A four-year-old Israeli Arab boy was found to have glycogen accumulation in both liver and muscle without clinical symptoms. Liver phosphorylase kinase (PK) activity was 20% of normal, resulting in undetectable activity of phosphorylase a. Muscle PK activity was about 25% of normal, resulting in a marked decrease of phosphorylase a activity. Two sisters showed a similar pattern, whereas one brother had normal PK activity. The patient's liver protein kinase activity was normal Addition of exogenous protein kinase did not affect PK activity, whereas exogenous PK restored phosphorylase activity to normal. These findings indicate that these patients are affected by a rare variant of PK deficiency, which involves both muscle and liver and which apparently is not sex linked. It is possible that this defect represents an unusual mutation of a subunit of the phosphorylase kinase enzyme.

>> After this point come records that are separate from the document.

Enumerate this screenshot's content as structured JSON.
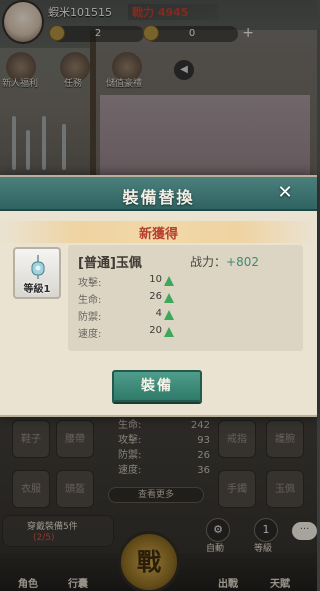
{
  "player": {
    "name": "蝦米101515",
    "power_label": "戰力 4945",
    "resource1": "2",
    "resource2": "0"
  },
  "scene_menu": [
    {
      "label": "新人福利",
      "icon": "gift-icon"
    },
    {
      "label": "任務",
      "icon": "scroll-icon"
    },
    {
      "label": "儲值豪禮",
      "icon": "treasure-icon"
    }
  ],
  "modal": {
    "title": "裝備替換",
    "close_label": "✕",
    "banner": "新獲得",
    "item": {
      "level": "等級1",
      "name": "[普通]玉佩",
      "power_caption": "战力：",
      "power_value": "+802",
      "stats": [
        {
          "key": "攻擊:",
          "value": "10"
        },
        {
          "key": "生命:",
          "value": "26"
        },
        {
          "key": "防禦:",
          "value": "4"
        },
        {
          "key": "速度:",
          "value": "20"
        }
      ]
    },
    "equip_button": "裝備"
  },
  "background_panel": {
    "slots_left": [
      "鞋子",
      "腰帶",
      "衣服",
      "頭盔"
    ],
    "slots_right": [
      "戒指",
      "護腕",
      "手鐲",
      "玉佩"
    ],
    "stats": [
      {
        "key": "生命:",
        "value": "242"
      },
      {
        "key": "攻擊:",
        "value": "93"
      },
      {
        "key": "防禦:",
        "value": "26"
      },
      {
        "key": "速度:",
        "value": "36"
      }
    ],
    "more_button": "查看更多",
    "quest_text": "穿戴裝備5件",
    "quest_count": "(2/5)",
    "auto_label": "自動",
    "level_label": "等級",
    "level_badge": "1",
    "chat_icon": "···"
  },
  "bottom_nav": {
    "left1": "角色",
    "left2": "行囊",
    "center": "戰",
    "right1": "出戰",
    "right2": "天賦"
  },
  "colors": {
    "header": "#2f6462",
    "accent_green": "#3f8a73",
    "banner_text": "#b5402f"
  }
}
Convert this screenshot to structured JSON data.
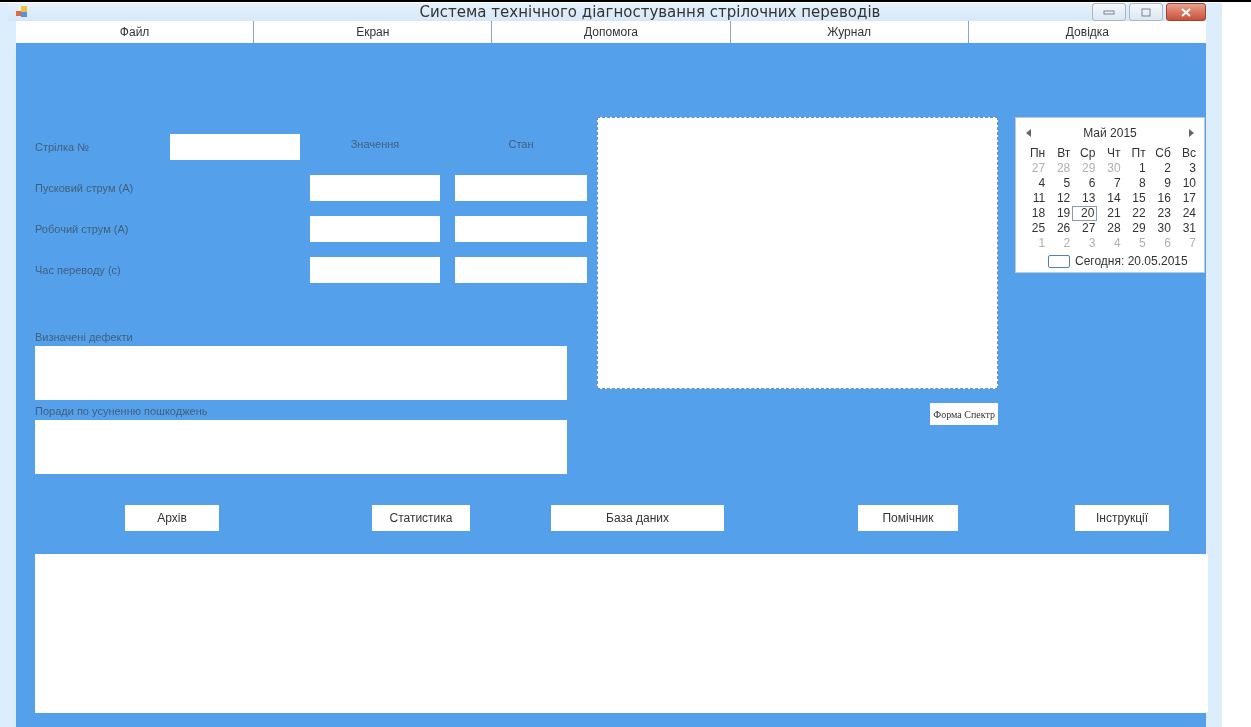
{
  "window": {
    "title": "Система технічного діагностування стрілочних переводів"
  },
  "menu": [
    {
      "label": "Файл"
    },
    {
      "label": "Екран"
    },
    {
      "label": "Допомога"
    },
    {
      "label": "Журнал"
    },
    {
      "label": "Довідка"
    }
  ],
  "form": {
    "switch_label": "Стрілка №",
    "value_header": "Значення",
    "state_header": "Стан",
    "rows": [
      {
        "label": "Пусковий струм (А)"
      },
      {
        "label": "Робочий струм (А)"
      },
      {
        "label": "Час переводу (с)"
      }
    ],
    "defects_label": "Визначені дефекти",
    "advice_label": "Поради по усуненню пошкоджень"
  },
  "spectrum_button": "Форма Спектр",
  "calendar": {
    "title": "Май 2015",
    "weekdays": [
      "Пн",
      "Вт",
      "Ср",
      "Чт",
      "Пт",
      "Сб",
      "Вс"
    ],
    "weeks": [
      [
        {
          "day": "27",
          "muted": true,
          "selected": false
        },
        {
          "day": "28",
          "muted": true,
          "selected": false
        },
        {
          "day": "29",
          "muted": true,
          "selected": false
        },
        {
          "day": "30",
          "muted": true,
          "selected": false
        },
        {
          "day": "1",
          "muted": false,
          "selected": false
        },
        {
          "day": "2",
          "muted": false,
          "selected": false
        },
        {
          "day": "3",
          "muted": false,
          "selected": false
        }
      ],
      [
        {
          "day": "4",
          "muted": false,
          "selected": false
        },
        {
          "day": "5",
          "muted": false,
          "selected": false
        },
        {
          "day": "6",
          "muted": false,
          "selected": false
        },
        {
          "day": "7",
          "muted": false,
          "selected": false
        },
        {
          "day": "8",
          "muted": false,
          "selected": false
        },
        {
          "day": "9",
          "muted": false,
          "selected": false
        },
        {
          "day": "10",
          "muted": false,
          "selected": false
        }
      ],
      [
        {
          "day": "11",
          "muted": false,
          "selected": false
        },
        {
          "day": "12",
          "muted": false,
          "selected": false
        },
        {
          "day": "13",
          "muted": false,
          "selected": false
        },
        {
          "day": "14",
          "muted": false,
          "selected": false
        },
        {
          "day": "15",
          "muted": false,
          "selected": false
        },
        {
          "day": "16",
          "muted": false,
          "selected": false
        },
        {
          "day": "17",
          "muted": false,
          "selected": false
        }
      ],
      [
        {
          "day": "18",
          "muted": false,
          "selected": false
        },
        {
          "day": "19",
          "muted": false,
          "selected": false
        },
        {
          "day": "20",
          "muted": false,
          "selected": true
        },
        {
          "day": "21",
          "muted": false,
          "selected": false
        },
        {
          "day": "22",
          "muted": false,
          "selected": false
        },
        {
          "day": "23",
          "muted": false,
          "selected": false
        },
        {
          "day": "24",
          "muted": false,
          "selected": false
        }
      ],
      [
        {
          "day": "25",
          "muted": false,
          "selected": false
        },
        {
          "day": "26",
          "muted": false,
          "selected": false
        },
        {
          "day": "27",
          "muted": false,
          "selected": false
        },
        {
          "day": "28",
          "muted": false,
          "selected": false
        },
        {
          "day": "29",
          "muted": false,
          "selected": false
        },
        {
          "day": "30",
          "muted": false,
          "selected": false
        },
        {
          "day": "31",
          "muted": false,
          "selected": false
        }
      ],
      [
        {
          "day": "1",
          "muted": true,
          "selected": false
        },
        {
          "day": "2",
          "muted": true,
          "selected": false
        },
        {
          "day": "3",
          "muted": true,
          "selected": false
        },
        {
          "day": "4",
          "muted": true,
          "selected": false
        },
        {
          "day": "5",
          "muted": true,
          "selected": false
        },
        {
          "day": "6",
          "muted": true,
          "selected": false
        },
        {
          "day": "7",
          "muted": true,
          "selected": false
        }
      ]
    ],
    "today": "Сегодня: 20.05.2015"
  },
  "buttons": [
    {
      "label": "Архів"
    },
    {
      "label": "Статистика"
    },
    {
      "label": "База даних"
    },
    {
      "label": "Помічник"
    },
    {
      "label": "Інструкції"
    }
  ]
}
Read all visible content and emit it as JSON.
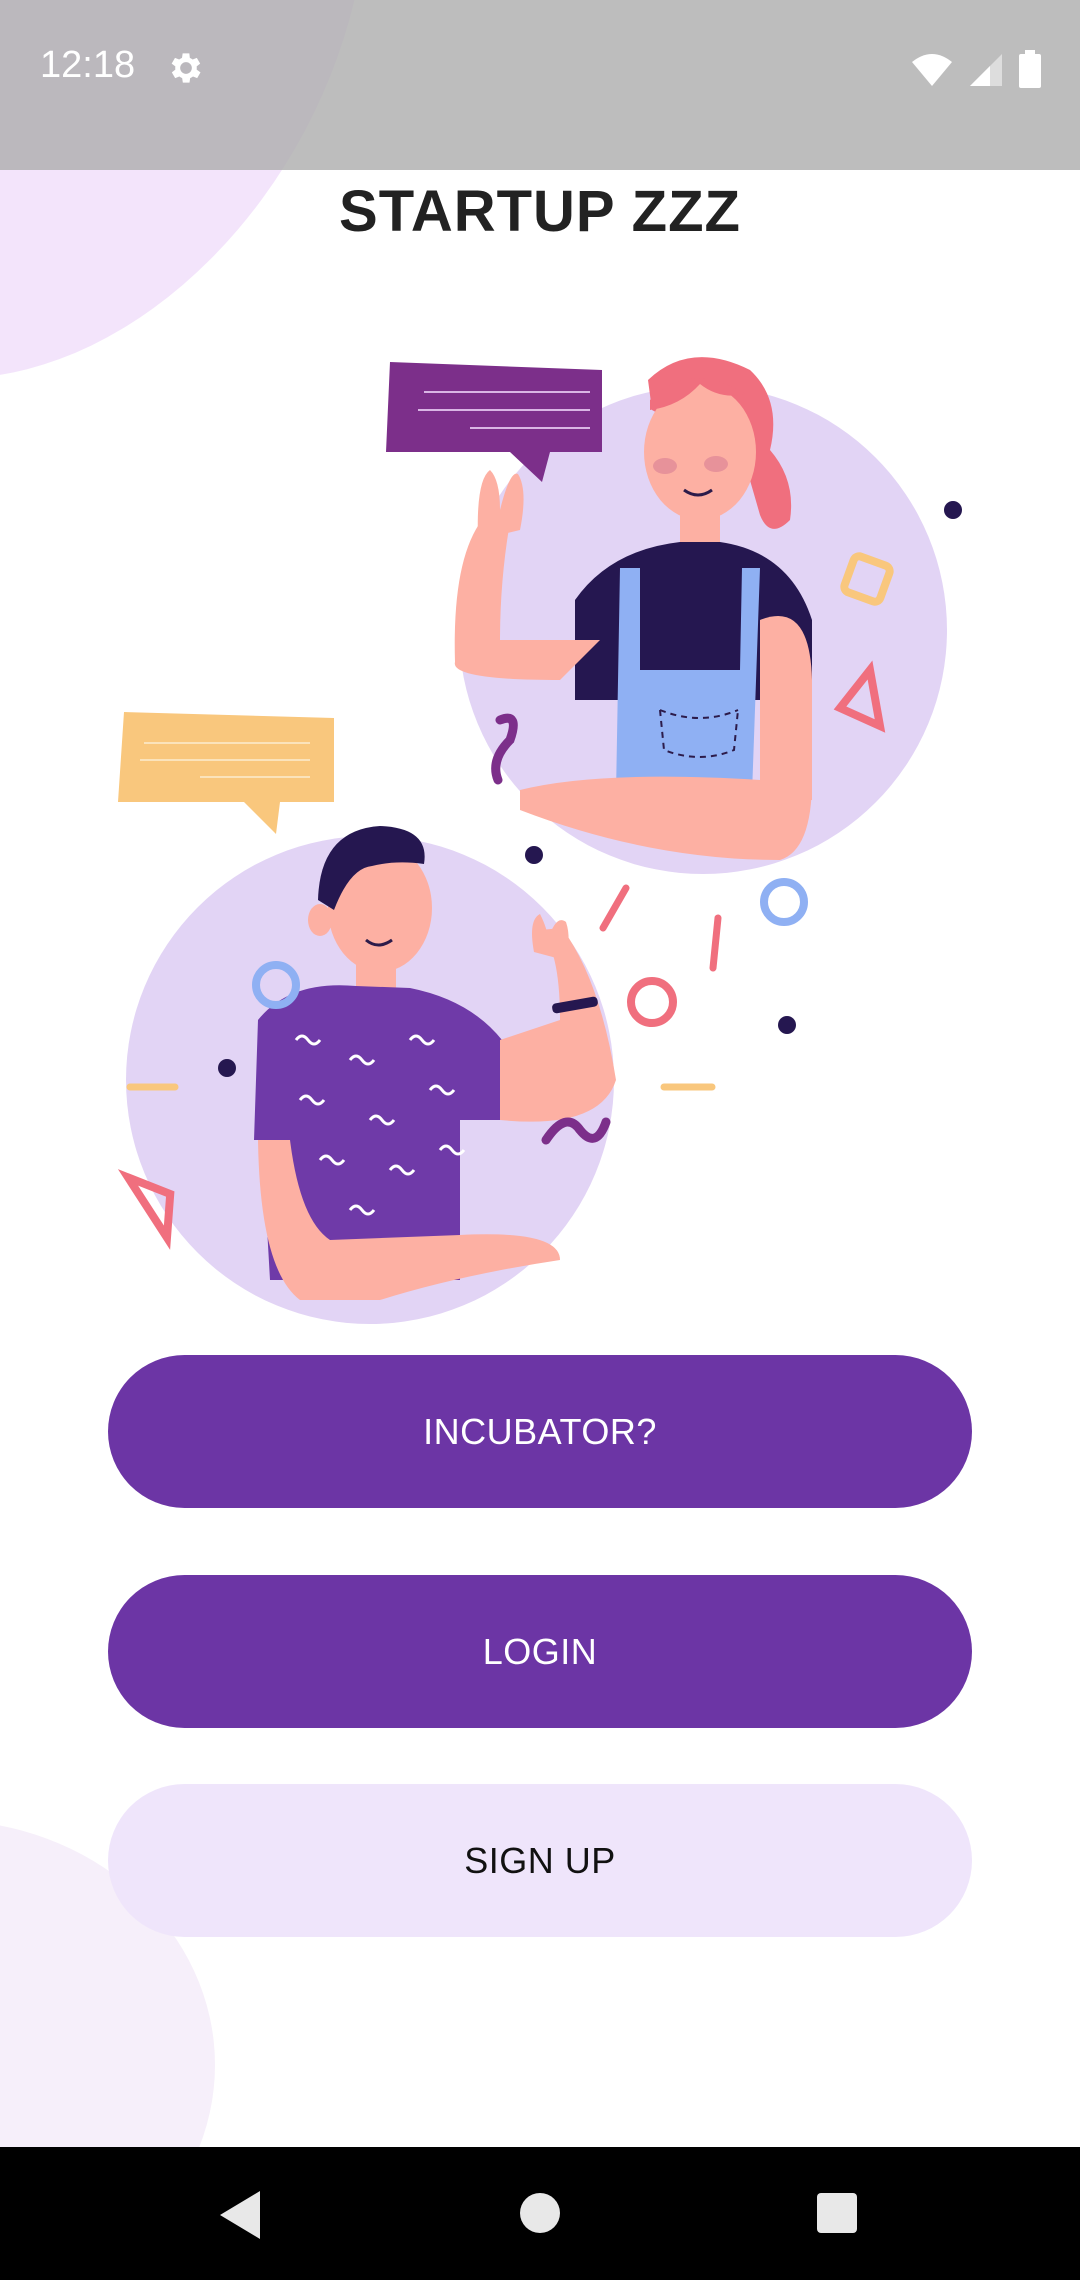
{
  "status_bar": {
    "time": "12:18",
    "icons": [
      "settings-icon",
      "wifi-icon",
      "cellular-signal-icon",
      "battery-icon"
    ]
  },
  "app": {
    "title": "STARTUP ZZZ"
  },
  "buttons": {
    "incubator_label": "INCUBATOR?",
    "login_label": "LOGIN",
    "signup_label": "SIGN UP"
  },
  "navigation": {
    "icons": [
      "back-icon",
      "home-icon",
      "recents-icon"
    ]
  },
  "colors": {
    "primary_button": "#6c35a5",
    "secondary_button": "#efe5fb",
    "title_text": "#222222"
  }
}
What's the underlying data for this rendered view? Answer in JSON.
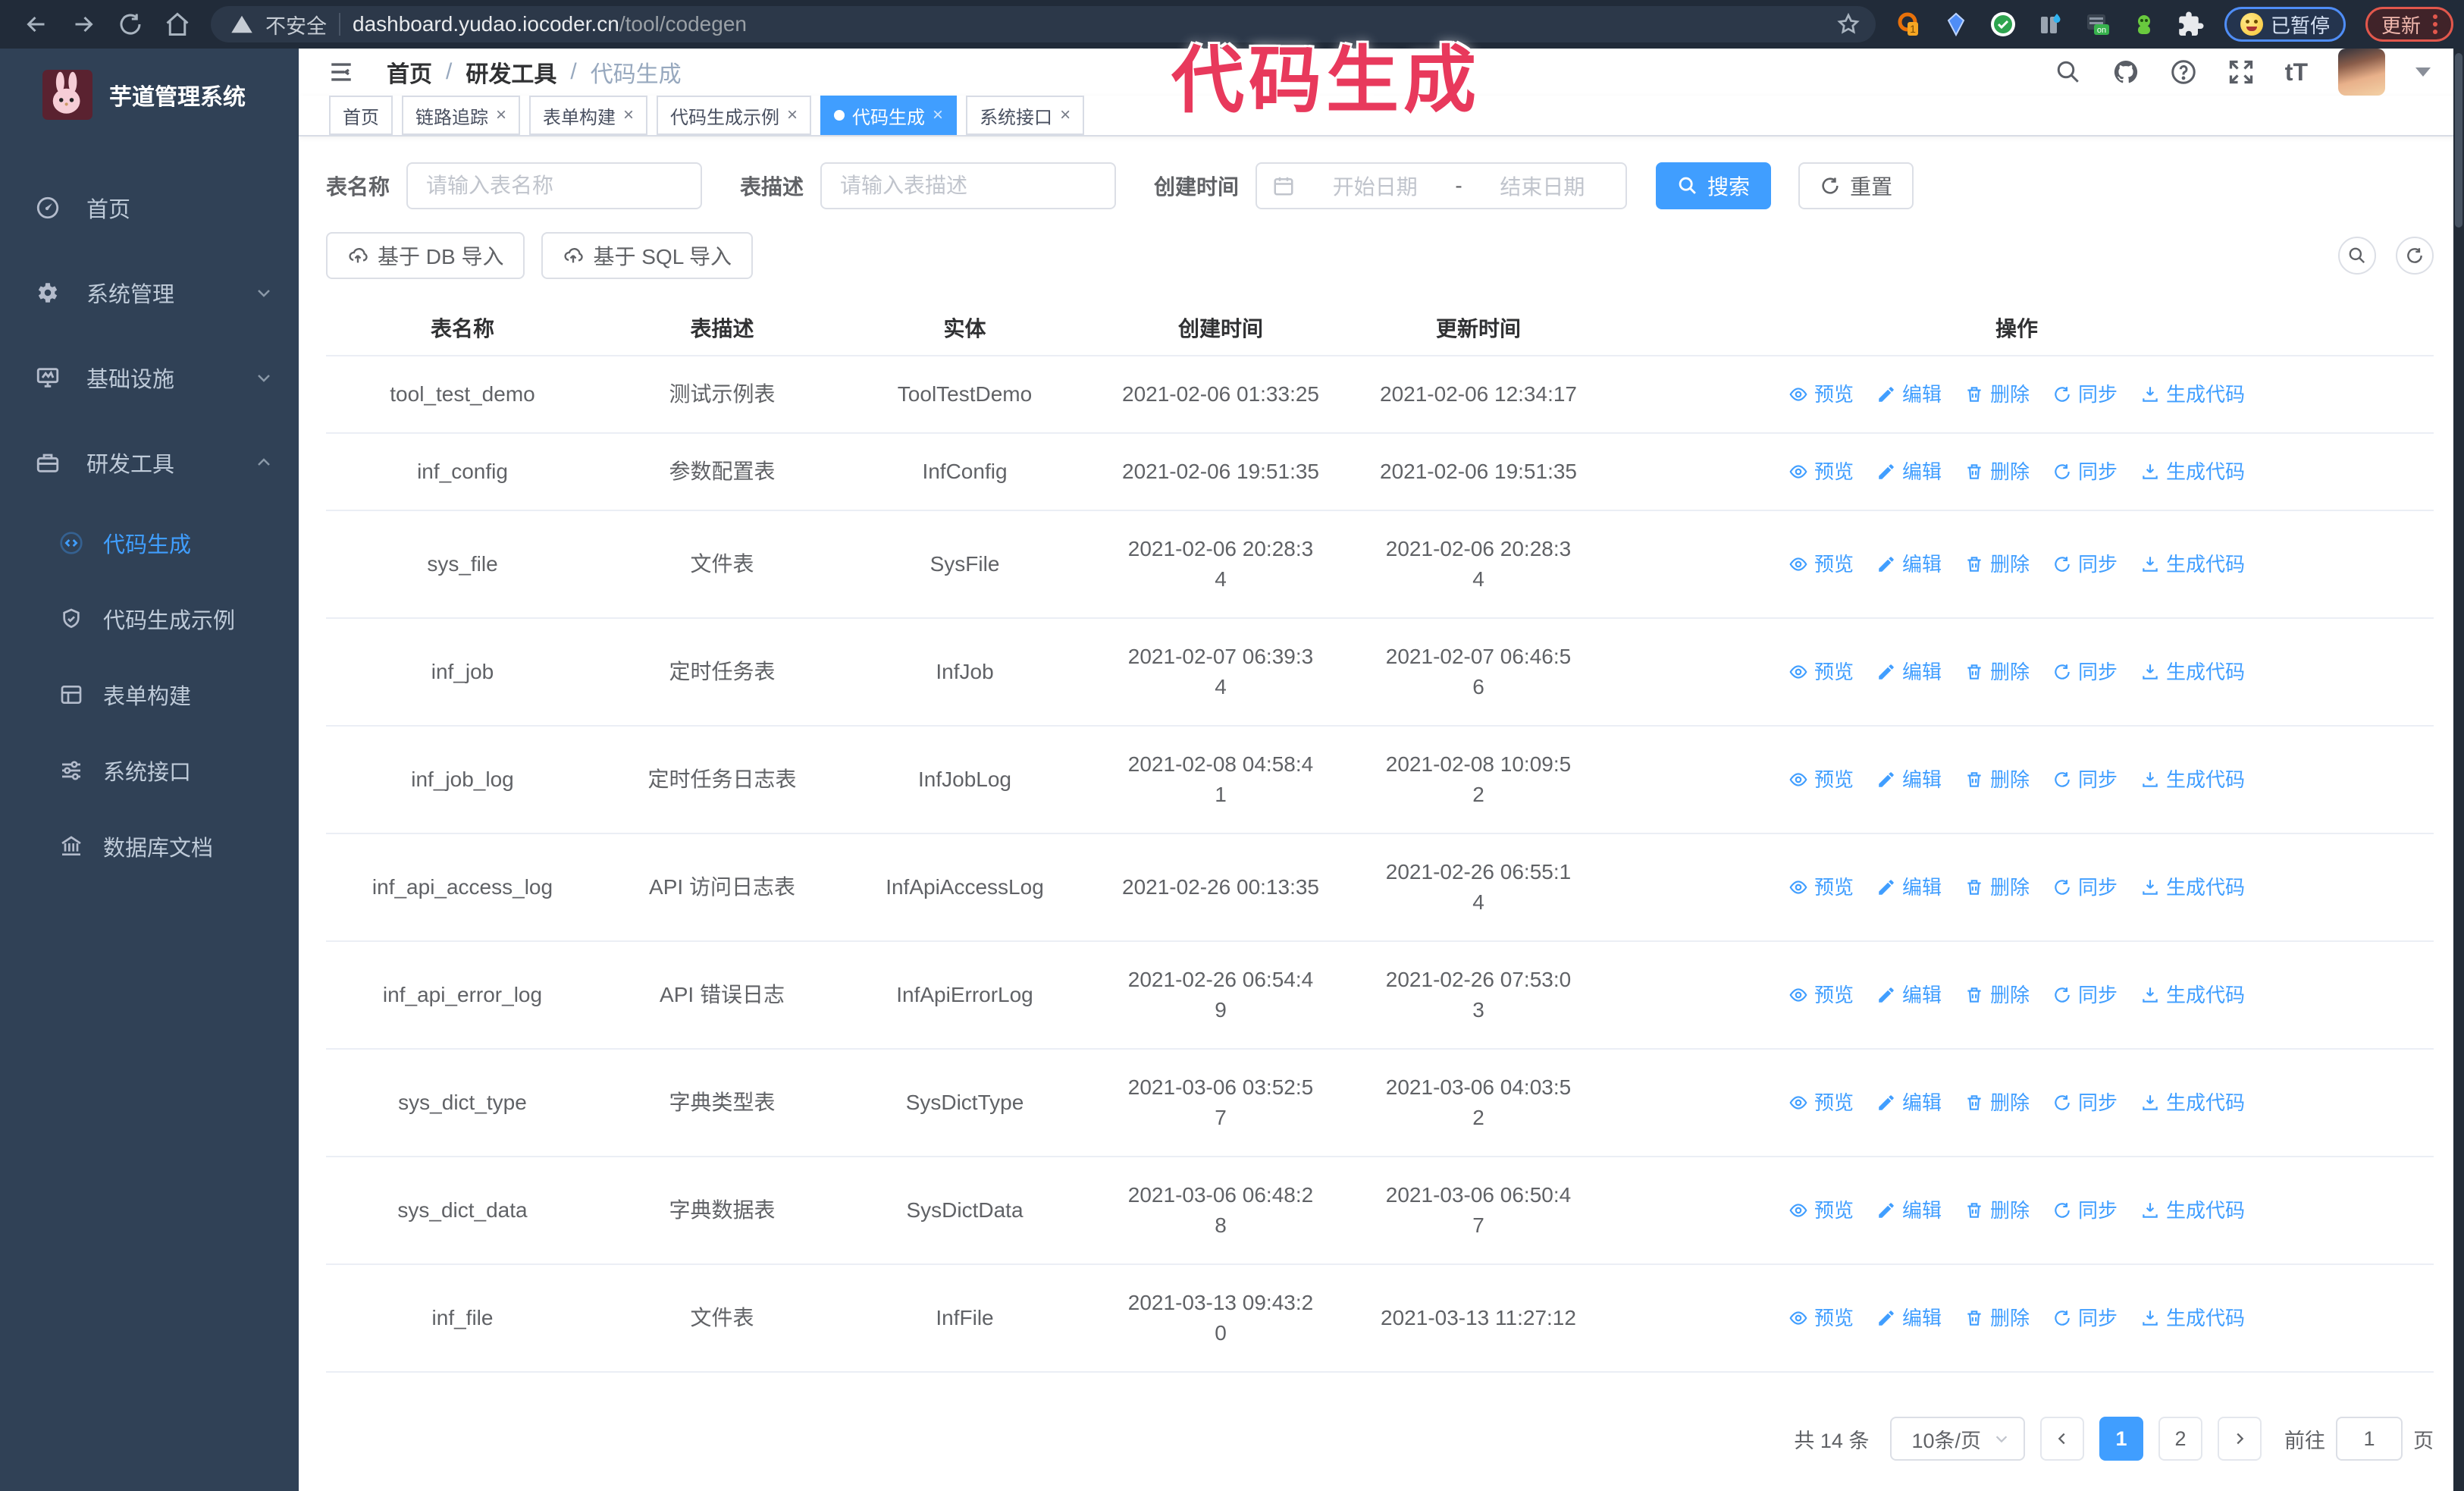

一名4岁的以色列阿拉伯男孩被发现肝脏和肌肉中均有糖原蓄积,但无临床症状。肝脏磷酸化酶激酶(PK)活性为正常的20%,导致磷酸化酶a活性检测不到。肌肉PK活性约为正常的25%,导致磷酸化酶a活性显著降低。两名姐妹表现出类似模式,而一名兄弟的PK活性正常。患者的肝脏蛋白激酶活性正常。添加外源蛋白激酶不影响PK活性,而外源PK可将磷酸化酶活性恢复至正常。这些发现表明,这些患者受一种罕见的PK缺乏变体影响,该变体累及肌肉和肝脏,且显然与性别无关。这种缺陷可能代表磷酸化酶激酶亚基的一种异常突变。